Mike Melakian fills a medical cannabis order at the Wellness Connection in Portland this month. The operation supplies cannabis buds, vape cartridges, candies and all manner of edibles.

Almost three years after Maine voters approved legal adult-use marijuana, the proposed rules for that industry are expected to go before the Legislature as early as next week.

The public comment period for the proposed rules is scheduled to end Sunday at 5 p.m.

“We expect to submit the rules that we have provisionally adopted to the executive director of the Legislature some time next week,” said David Heidrich, director of communications and senior policy adviser at the Maine Department of Administrative and Financial Services, which oversees the state’s Office of Marijuana Policy.

He said that if everything goes through as planned, the rules will get to the governor for approval before the Legislature adjourns its first regular session on or about June 19. If the rules are approved, they will go into effect 90 days after the Legislature adjourns.

The rulemaking process is required by the Marijuana Legalization Act.

Heidrich said the Office of Marijuana Policy, which was formed in February, has been working quickly to get the rules written and comments considered. But the move to the Legislature comes 2 1/2 years after voter approval in November 2016.

“The bill was rewritten two times by the Maine Legislature and vetoed two times by the former governor,” he said about why it took so long to move the process ahead.

The state got back on track with efforts to create a framework for the recreational marijuana market last May, after lawmakers overrode Gov. Paul LePage’s veto.

The Office of Marijuana Policy issued draft rules April 22. It closed the first round of informal public comments April 26. Those comments and their resolutions can be seen on the office’s website.

Credit: Troy R. Bennett

The comments were incorporated into 74 pages of revised rules, on which another comment period ends June 2. Those comments will be available online, but Heidrich did not yet have a date for when they would be posted.

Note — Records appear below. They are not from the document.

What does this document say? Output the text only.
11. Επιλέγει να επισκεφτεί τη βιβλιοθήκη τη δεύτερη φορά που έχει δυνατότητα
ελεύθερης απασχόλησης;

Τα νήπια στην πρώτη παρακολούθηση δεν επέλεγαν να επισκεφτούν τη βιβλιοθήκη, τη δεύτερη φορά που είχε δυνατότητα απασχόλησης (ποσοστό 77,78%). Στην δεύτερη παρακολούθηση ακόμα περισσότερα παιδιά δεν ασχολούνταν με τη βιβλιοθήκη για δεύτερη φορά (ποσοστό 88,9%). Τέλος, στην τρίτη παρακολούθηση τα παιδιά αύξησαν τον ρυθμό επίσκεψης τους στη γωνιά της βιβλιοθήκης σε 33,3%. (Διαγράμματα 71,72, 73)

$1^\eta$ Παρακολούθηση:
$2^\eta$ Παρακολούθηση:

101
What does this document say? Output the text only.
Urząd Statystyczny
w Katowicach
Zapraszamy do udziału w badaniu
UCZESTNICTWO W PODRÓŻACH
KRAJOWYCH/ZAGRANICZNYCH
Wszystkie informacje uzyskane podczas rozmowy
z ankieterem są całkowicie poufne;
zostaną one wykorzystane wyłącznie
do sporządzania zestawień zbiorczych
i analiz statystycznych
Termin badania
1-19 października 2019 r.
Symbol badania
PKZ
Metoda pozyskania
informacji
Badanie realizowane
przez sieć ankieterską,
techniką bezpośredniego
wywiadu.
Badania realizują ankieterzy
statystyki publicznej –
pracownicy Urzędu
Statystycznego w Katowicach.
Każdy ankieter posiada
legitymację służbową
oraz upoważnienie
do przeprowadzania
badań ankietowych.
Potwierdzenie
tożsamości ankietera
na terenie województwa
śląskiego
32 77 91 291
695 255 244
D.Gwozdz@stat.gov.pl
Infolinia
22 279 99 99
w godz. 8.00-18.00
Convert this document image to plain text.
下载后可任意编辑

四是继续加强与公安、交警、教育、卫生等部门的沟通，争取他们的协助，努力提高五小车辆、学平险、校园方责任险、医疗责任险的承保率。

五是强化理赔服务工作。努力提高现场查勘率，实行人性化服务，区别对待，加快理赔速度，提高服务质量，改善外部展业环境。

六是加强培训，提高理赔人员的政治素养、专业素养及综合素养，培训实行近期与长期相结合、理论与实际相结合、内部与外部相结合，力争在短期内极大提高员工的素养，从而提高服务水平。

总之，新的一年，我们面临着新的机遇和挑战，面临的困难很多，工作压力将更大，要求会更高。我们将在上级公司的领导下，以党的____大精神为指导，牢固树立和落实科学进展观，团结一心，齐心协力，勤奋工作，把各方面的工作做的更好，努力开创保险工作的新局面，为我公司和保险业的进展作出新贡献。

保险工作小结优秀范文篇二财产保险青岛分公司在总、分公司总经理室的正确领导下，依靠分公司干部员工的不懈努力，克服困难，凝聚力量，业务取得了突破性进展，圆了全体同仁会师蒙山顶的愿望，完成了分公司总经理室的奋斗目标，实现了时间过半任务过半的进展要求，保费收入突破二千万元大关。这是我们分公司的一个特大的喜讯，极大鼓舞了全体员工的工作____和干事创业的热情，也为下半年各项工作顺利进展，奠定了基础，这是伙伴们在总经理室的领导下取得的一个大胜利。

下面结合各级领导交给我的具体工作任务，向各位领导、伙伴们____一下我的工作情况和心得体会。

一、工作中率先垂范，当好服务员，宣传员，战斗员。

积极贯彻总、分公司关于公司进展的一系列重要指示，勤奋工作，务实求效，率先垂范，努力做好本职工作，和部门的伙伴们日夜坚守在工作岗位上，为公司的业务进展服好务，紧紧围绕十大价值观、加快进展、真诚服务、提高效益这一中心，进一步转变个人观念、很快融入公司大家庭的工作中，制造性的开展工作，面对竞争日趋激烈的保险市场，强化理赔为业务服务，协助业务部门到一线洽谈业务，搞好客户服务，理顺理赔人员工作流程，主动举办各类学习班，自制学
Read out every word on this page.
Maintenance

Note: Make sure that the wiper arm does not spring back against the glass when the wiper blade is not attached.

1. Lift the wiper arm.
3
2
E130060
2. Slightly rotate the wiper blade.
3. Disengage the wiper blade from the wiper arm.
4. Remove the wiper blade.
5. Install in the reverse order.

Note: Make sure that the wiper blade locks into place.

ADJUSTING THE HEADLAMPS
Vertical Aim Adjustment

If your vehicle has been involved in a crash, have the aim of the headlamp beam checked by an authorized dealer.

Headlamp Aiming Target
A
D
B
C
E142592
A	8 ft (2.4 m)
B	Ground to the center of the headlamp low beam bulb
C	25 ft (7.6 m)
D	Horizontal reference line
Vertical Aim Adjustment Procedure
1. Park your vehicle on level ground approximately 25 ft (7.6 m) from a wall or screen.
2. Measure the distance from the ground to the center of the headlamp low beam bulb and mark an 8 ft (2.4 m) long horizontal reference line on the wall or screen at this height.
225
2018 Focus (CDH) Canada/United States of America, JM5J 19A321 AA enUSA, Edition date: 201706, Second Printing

The comments also will be submitted to the Legislature.

The office’s Director Erik Gundersen, Deputy Director Scott Lever, policy analyst Gabi Pierce and Heidrich each reviewed the comments. So far, 35 comments have been submitted online, in writing and from a public meeting in held in Portland on May 23.

Heidrich said one of the comments given frequently by the public related to the perceived high use of plastic packaging and labeling for recreational marijuana and how that would be recycled.

After the final comments come in Sunday, the Office of Marijuana Policy will provisionally adopt the rules and submit them to the executive director of the Legislative Council. From there the rules go to the Office of Policy and Legal Analysis for review.

The Legislative Council — composed of 10 legislative leaders — must agree to accept the rules as a late-filed submission, Heidrich said. The Revisor of Statutes will then generate a resolve that authorizes the Office of Marijuana Policy to proceed with the rulemaking. At that point the proposed rules are considered a bill, he said.

The Legislature will decide which committee will review the rules, but it’s likely to be the Veterans and Legal Affairs Committee, he said. The committee will hold a public hearing, followed by a work session to accept or reject the rules or accept them with modifications.

“All that could happen rapidly,” Heidrich said. He could not predict an amount of time for those reviews.

Once the Legislature votes to enact the bill, it will go to the governor. If approved it would take effect 90 days after the session adjourns.

The marijuana office licenses both medical and adult-use marijuana. It also works on the relationships with municipalities that opt in to having recreational marijuana operations. There are at least 15 so far, including Portland and South Portland, he said.

If the recreational regulation is approved, companies selling marijuana must provide an operations plan that the office could approve conditionally. However, sellers must also have a relationship with one or more municipalities before the Office of Marijuana Policy can grant them an active license.

Patricia Rosi, CEO of the Wellness Connection of Maine, which has four medical marijuana dispensaries in Maine, said it will cost her about the same for licenses and other approvals for recreational marijuana as it now does for medical marijuana.

“But with adult-use marijuana, we need to fill out all of the applications again and there is added cost to that,” she said. “I wish there was some consideration given that we already have a medical marijuana business.”

She said the adult-use market size is projected at $250 million to $300 million, far larger than the market for medical marijuana.

Heidrich said the recreational and medical programs require different licenses and have different regulations with different tiers of sales. The recreational tiers are related to the size of the facility and whether the plants are sold individually or under a canopy of multiple plants.

He said the state has successfully negotiated a contract with Bio-Tech Medical Software Inc. of Fort Lauderdale, Florida, to deploy Bio-Tech’s BioTrackTHC cloud-based software to track marijuana in the state from seed to sale.

The product has barcode-based tags to track the growth and distribution of marijuana and marijuana products throughout Maine.